Anger over the TransMilenio system's overcrowded, deteriorated state was behind last week's protest, which began at five of the bus rapid transit system's 114 stations before spinning out of control and devolving into battles between protesters and riot police.
Vandals in ski masks looted and broke windows.
Bus drivers abandoned their shiny, double-length vehicles and fled.
Earlier protests over the system's decline had been isolated.
This one seemed coordinated.
"The stations are like rivers of people and there's no control," complained German Augusto Guarumo, a 52-year-old lawyer and commuter who says the system has become unmanageable during peak travel hours.
Friday's rioting was a shock to an 11-year-old system that urban planners have lauded, along with a similar network in Curitiba, Brazil, as a promising alternative to rail systems.
Its low-emission buses briskly ply dedicated lanes that typically border traffic-choked avenues.
Prized for their efficiency, low cost and smog- and congestion-fighting prowess, such systems have sprung up in cities from Jakarta, Indonesia to Mexico City to Los Angeles and Cleveland, Ohio.
But the TransMilenio has become a victim both of its own success and of official neglect.
It became overloaded as the capital's motor pool grew by about 100,000 automobiles annually over a decade and two consecutive city administrations did almost nothing to expand it.
It was built to handle half of the 1.7 million passengers it now carries daily.
And it's not as if Bogotá residents have an alternative.
There are rickety old belching buses on some avenues.
But most main thoroughfares belong to TransMilenio alone.
Other Latin American cities with bus rapid transit systems tend to have alternatives.
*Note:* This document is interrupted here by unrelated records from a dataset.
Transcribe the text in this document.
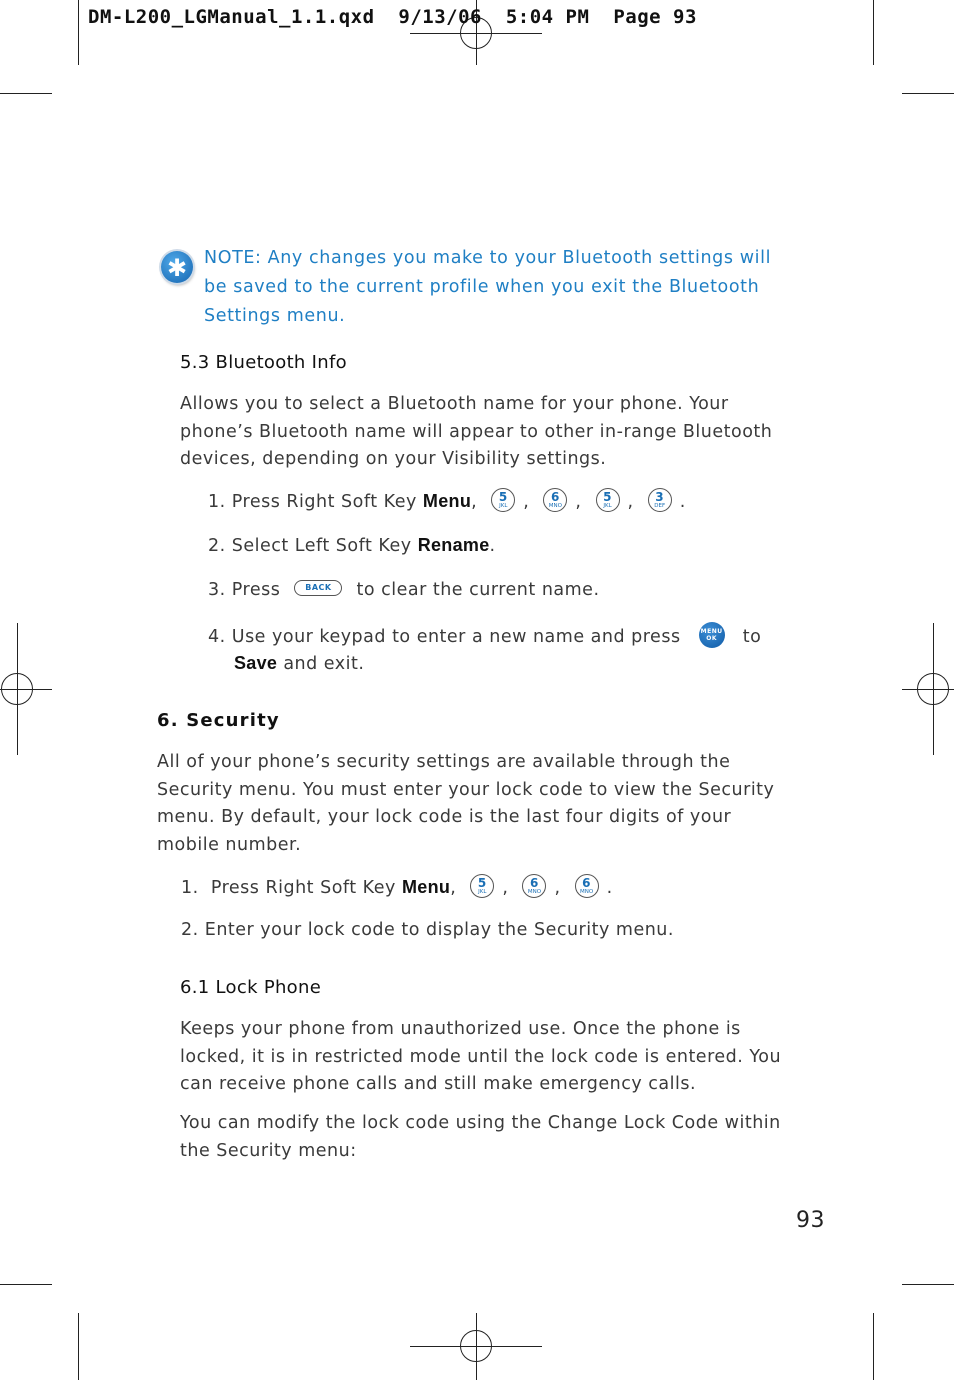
DM-L200_LGManual_1.1.qxd  9/13/06  5:04 PM  Page 93
✱ NOTE: Any changes you make to your Bluetooth settings will
be saved to the current profile when you exit the Bluetooth
Settings menu.
5.3 Bluetooth Info
Allows you to select a Bluetooth name for your phone. Your
phone’s Bluetooth name will appear to other in-range Bluetooth
devices, depending on your Visibility settings.
1. Press Right Soft Key Menu,	5
JKL ,	6
MNO ,	5
JKL ,	3
DEF .
2. Select Left Soft Key Rename.
3. Press	BACK to clear the current name.
4. Use your keypad to enter a new name and press	MENU
OK to
Save and exit.
6. Security
All of your phone’s security settings are available through the
Security menu. You must enter your lock code to view the Security
menu. By default, your lock code is the last four digits of your
mobile number.
1.  Press Right Soft Key Menu,	5
JKL ,	6
MNO ,	6
MNO .
2. Enter your lock code to display the Security menu.
6.1 Lock Phone
Keeps your phone from unauthorized use. Once the phone is
locked, it is in restricted mode until the lock code is entered. You
can receive phone calls and still make emergency calls.
You can modify the lock code using the Change Lock Code within
the Security menu:
93
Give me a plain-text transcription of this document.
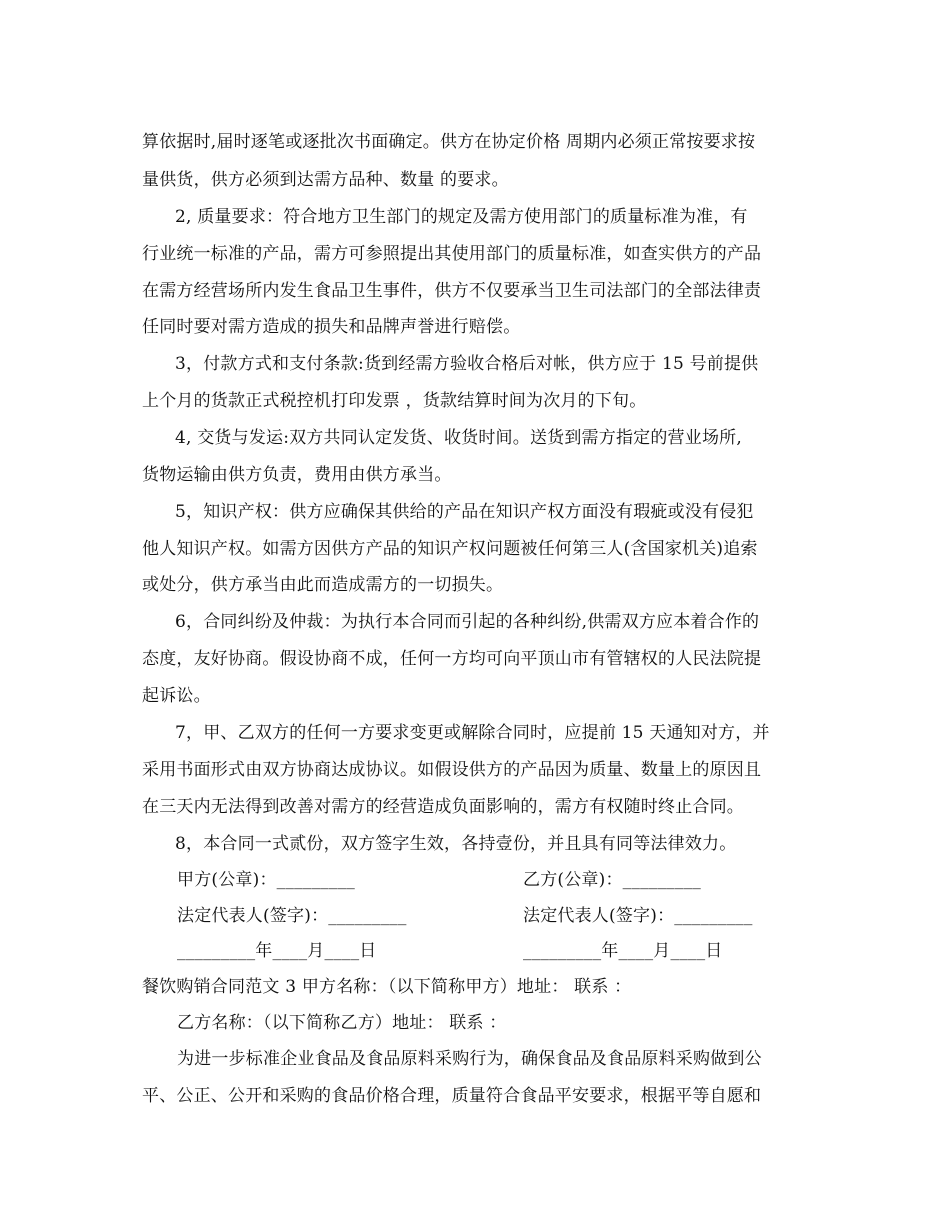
算依据时,届时逐笔或逐批次书面确定。供方在协定价格 周期内必须正常按要求按
量供货，供方必须到达需方品种、数量 的要求。
2, 质量要求：符合地方卫生部门的规定及需方使用部门的质量标准为准，有
行业统一标准的产品，需方可参照提出其使用部门的质量标准，如查实供方的产品
在需方经营场所内发生食品卫生事件，供方不仅要承当卫生司法部门的全部法律责
任同时要对需方造成的损失和品牌声誉进行赔偿。
3，付款方式和支付条款:货到经需方验收合格后对帐，供方应于 15 号前提供
上个月的货款正式税控机打印发票 ，货款结算时间为次月的下旬。
4, 交货与发运:双方共同认定发货、收货时间。送货到需方指定的营业场所,
货物运输由供方负责，费用由供方承当。
5，知识产权：供方应确保其供给的产品在知识产权方面没有瑕疵或没有侵犯
他人知识产权。如需方因供方产品的知识产权问题被任何第三人(含国家机关)追索
或处分，供方承当由此而造成需方的一切损失。
6，合同纠纷及仲裁：为执行本合同而引起的各种纠纷,供需双方应本着合作的
态度，友好协商。假设协商不成，任何一方均可向平顶山市有管辖权的人民法院提
起诉讼。
7，甲、乙双方的任何一方要求变更或解除合同时，应提前 15 天通知对方，并
采用书面形式由双方协商达成协议。如假设供方的产品因为质量、数量上的原因且
在三天内无法得到改善对需方的经营造成负面影响的，需方有权随时终止合同。
8，本合同一式贰份，双方签字生效，各持壹份，并且具有同等法律效力。
甲方(公章)：_________	乙方(公章)：_________
法定代表人(签字)：_________	法定代表人(签字)：_________
_________年____月____日	_________年____月____日
餐饮购销合同范文 3 甲方名称：（以下简称甲方）地址： 联系 ：
乙方名称：（以下简称乙方）地址： 联系 ：
为进一步标准企业食品及食品原料采购行为，确保食品及食品原料采购做到公
平、公正、公开和采购的食品价格合理，质量符合食品平安要求，根据平等自愿和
Santiago, Chile, has an underground metro.
So do Mexico City and Buenos Aires, Argentina, where the variety of options include a bus rapid transit system launched last year.
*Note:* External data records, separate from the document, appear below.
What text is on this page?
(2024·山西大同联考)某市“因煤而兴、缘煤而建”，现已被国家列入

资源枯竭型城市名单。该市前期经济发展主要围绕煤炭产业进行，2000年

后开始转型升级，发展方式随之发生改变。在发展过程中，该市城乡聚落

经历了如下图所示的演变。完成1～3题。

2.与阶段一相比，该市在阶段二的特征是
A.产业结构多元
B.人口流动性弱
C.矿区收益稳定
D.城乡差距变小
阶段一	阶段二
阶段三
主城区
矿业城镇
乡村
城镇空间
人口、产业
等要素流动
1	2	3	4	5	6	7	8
The success of bus rapid transit is not measured in easing vehicular traffic alone.
Economists like it for its affordability.
Environmentalists like it for its climate- and public-health friendliness.
The TransMilenio has reduced particulate emissions by 1,000 metric tons a year, saved Bogotá $60-70 million in health care costs from decreased respiratory and other ailments and reduced carbon emissions by more than 1.7 million tons between 2006-2009 alone, according to a 2.010 study by Manuel Olivera, Colombia's director for the Clinton Climate Initiative.
It has also already earned Bogota $3 million in direct carbon reduction payments under the Kyoto Protocol.
For commuters, the benefit has come primarily in relief from the congestion caused by the 1.4 million automobiles that bloat Bogota's roads, sometimes producing near-gridlock conditions.
That congestion worsened during the previous administration of Samuel Moreno.
The former mayor is on trial for allegedly soliciting and receiving payoffs in granting major construction contracts including one to expand the TransMilenio.
Enrique Peñalosa, who as Bogota's mayor from 1.998-2.001 launched the TransMilenio, says at least 18 percent of the TransMilenio's users have cars but leave them at home at least two days a week to comply with vehicle restrictions based on license plate numbers.
One complaint of riders is that the fare is expensive at $1 per trip because the overcrowding makes their commute longer.
Police say they don't yet know who organized Friday's protest.
About 60 participants were arrested but later released. Authorities put the damage at a half million dollars and 11 injuries were reported.
The violence came as Bogota's new mayor, former M-19 leftist rebel Gustavo Petro, seeks to renegotiate contracts with some of the system's 26 concessionaires that expire in 2.014.
He claims the city, which does not subsidize the system, deserves more than 5 percent of the TransMilenio's profits because it provides the infrastructure and security.
The concessionaires have not yet agreed to open negotiations.
Petro contends his political opponents were behind Friday's protest.
But Peñalosa blamed Petro, claiming the mayor promoted the protests as part of his campaign to renegotiate contracts.
System users, meanwhile, say they're tired of finger-pointing.
"It's going to take a tragedy until these people realize that we are human beings and not merchandise," said Carmenza Contreras, a 38-year-old architect.